DIRECT EFFECT OF VIRAL PROTEINS
HIV-1 gp120 envelope protein was shown to be neurotoxic in serum-free primary neuronal cultures (serum-free neuronal cultures contain few nonneuronal cells), in neuroblastoma cell lines, and in mature neuronal differentiated human NT2 cells.99-102 Soluble HIV-1 gp120 can bind CXCR4, and perhaps CCR5, on neurons in the absence of CD4100 to induce neuronal signaling and apoptosis,103 and blocking this interaction was shown to prevent gp120-induced neuronal apoptosis.104 Recombinant gp120 from the macrophage tropic HIV-1 BaL isolate also induced apoptosis in cultured human neuronal NT2 cells,101 suggesting that HIV-1-induced neuronal cell death may be mediated through the direct interaction of gp120 with CCR5 expressed on neurons.
In addition to gp120, it was suggested that HIV-1 gp41, the transmembrane region of the envelope protein, is neurotoxic.105 Similarly, full-length envelope-derived proteins from FIV are directly cytotoxic to neurons.106,107 Recent work from our group indicates that both replication-competent and replication-incompetent virions are highly cytotoxic to neuronal cultures in an envelope-sequence-dependent manner.108
FIGURE 22.1 Neuronal apoptosis results from the direct cytotoxicity of HIV-1 proteins, the production of neurotoxic factors from HIV-1-infected or -activated macrophages/microglia, and the disruption of glutamate homeostasis, resulting in neuronal cell death through an excitotoxic pathway involving hyperstimulation of the NMDA receptor. MMPs, matrix metalloproteinases; TNF-α, tumor necrosis factor-α; PGE2, prostaglandin E2.

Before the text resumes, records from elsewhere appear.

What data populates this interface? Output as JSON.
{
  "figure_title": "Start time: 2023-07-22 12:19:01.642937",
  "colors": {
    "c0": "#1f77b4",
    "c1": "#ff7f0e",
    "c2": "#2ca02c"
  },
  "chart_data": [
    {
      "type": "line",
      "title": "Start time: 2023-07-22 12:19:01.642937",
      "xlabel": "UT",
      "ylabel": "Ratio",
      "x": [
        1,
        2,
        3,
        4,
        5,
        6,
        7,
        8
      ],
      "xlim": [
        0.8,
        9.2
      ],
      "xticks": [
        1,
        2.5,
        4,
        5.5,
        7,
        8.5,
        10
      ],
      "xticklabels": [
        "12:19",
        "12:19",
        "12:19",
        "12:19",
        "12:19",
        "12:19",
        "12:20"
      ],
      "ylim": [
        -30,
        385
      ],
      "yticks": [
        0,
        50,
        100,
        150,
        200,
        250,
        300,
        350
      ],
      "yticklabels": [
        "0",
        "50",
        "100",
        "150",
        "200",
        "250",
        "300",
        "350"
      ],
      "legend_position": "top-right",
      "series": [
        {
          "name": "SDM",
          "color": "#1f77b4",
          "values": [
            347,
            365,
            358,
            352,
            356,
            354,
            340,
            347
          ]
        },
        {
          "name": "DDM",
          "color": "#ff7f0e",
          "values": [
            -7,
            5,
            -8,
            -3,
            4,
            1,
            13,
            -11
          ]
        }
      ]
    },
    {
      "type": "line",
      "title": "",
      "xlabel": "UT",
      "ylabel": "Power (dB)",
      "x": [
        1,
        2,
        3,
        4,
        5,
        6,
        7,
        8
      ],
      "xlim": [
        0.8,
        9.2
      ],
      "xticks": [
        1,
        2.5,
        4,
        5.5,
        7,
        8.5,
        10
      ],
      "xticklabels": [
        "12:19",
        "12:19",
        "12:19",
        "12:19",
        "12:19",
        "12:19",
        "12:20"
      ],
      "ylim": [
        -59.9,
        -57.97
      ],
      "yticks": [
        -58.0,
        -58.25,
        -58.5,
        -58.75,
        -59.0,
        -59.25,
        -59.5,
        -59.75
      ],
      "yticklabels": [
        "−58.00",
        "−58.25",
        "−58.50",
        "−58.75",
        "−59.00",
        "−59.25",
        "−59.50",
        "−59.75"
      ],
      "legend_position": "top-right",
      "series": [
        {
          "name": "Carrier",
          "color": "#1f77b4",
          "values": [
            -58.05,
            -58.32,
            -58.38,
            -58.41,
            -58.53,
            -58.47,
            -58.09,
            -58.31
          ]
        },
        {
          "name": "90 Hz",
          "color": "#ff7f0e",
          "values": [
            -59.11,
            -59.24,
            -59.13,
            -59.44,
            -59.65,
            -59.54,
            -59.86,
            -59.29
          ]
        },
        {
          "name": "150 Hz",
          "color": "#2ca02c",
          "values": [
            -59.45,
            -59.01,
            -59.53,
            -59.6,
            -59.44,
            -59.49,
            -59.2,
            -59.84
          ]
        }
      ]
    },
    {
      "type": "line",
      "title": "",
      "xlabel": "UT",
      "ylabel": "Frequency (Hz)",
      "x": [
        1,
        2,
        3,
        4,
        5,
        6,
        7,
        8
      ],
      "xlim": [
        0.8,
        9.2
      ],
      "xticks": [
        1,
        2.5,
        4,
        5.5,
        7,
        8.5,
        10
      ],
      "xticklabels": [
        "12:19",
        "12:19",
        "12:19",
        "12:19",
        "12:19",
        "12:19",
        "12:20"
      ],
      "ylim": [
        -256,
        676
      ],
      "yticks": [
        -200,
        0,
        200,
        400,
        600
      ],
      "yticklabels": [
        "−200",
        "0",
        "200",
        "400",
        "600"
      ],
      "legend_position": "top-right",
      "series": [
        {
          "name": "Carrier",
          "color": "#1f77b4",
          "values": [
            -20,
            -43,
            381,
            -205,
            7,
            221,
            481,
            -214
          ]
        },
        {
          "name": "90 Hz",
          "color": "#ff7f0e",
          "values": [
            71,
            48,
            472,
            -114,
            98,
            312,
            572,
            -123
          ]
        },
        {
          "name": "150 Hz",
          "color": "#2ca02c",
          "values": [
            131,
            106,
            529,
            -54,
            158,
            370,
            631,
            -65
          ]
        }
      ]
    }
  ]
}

Although in vitro studies demonstrated that CXCR4-dependent HIV-1 isolates induced the highest level of neuronal death,109 the majority of brain-derived viruses are CCR5 dependent.110,111 Some CCR5/CXCR4 dualtropic viruses were identified in the brains of HIV-1-infected individuals,111 but detection of virus that is solely CXCR4 dependent is rare.
Experiments using neuroblastoma cell lines have supported the hypothesis that several other HIV-1 viral proteins can directly injure neurons without the intermediary role of nonneuronal cells.
HIV-1 Tat can be taken up into rat PC 12 neuronal cells by a receptor-mediated mechanism.112 Compared with BSA-treated control cells, HIV-1 Tat (at a concentration as low as 1 nM) induced significantly greater apoptosis of PC12 cells, 72 h after stimulation.113 In addition, HIV-1 Tat was shown to induce apoptosis in human neuroblastoma SK-N-MC cells in a dose-dependent manner.114 In this study, the specificity for Tat-induced apoptosis was confirmed using Tat-neutralizing antiserum. These findings are underscored by the early observation that the Tat protein from the animal Ientivirus maedi-visna virus is also neurotoxic.115 Experiments using human NT2 cells (stably differentiated postmitotic neurons) demonstrated that extracellular HIV-1 Vpr induced apoptosis in a dose-dependent fashion.116 In addition, this latter group showed that when delivered intracellularly, HIV-1 Vpr was capable of inducing apoptosis of mature neuronal differentiated human NT2 cells.117 Trillo-Pazos et al. demonstrated that 100 ng/ml of recombinant HIV-1 Nef caused a 30% decrease in cell number in the human SK-N-SH neuroblastoma cell line after a single exposure over 3 days.118 At this time, fragmented nuclei were detected in the cell line, suggesting that the Nef-induced toxicity might also be mediated via apoptosis. However, these studies are complicated by the observation that HIV-1-infected cells minimally release the Nef protein.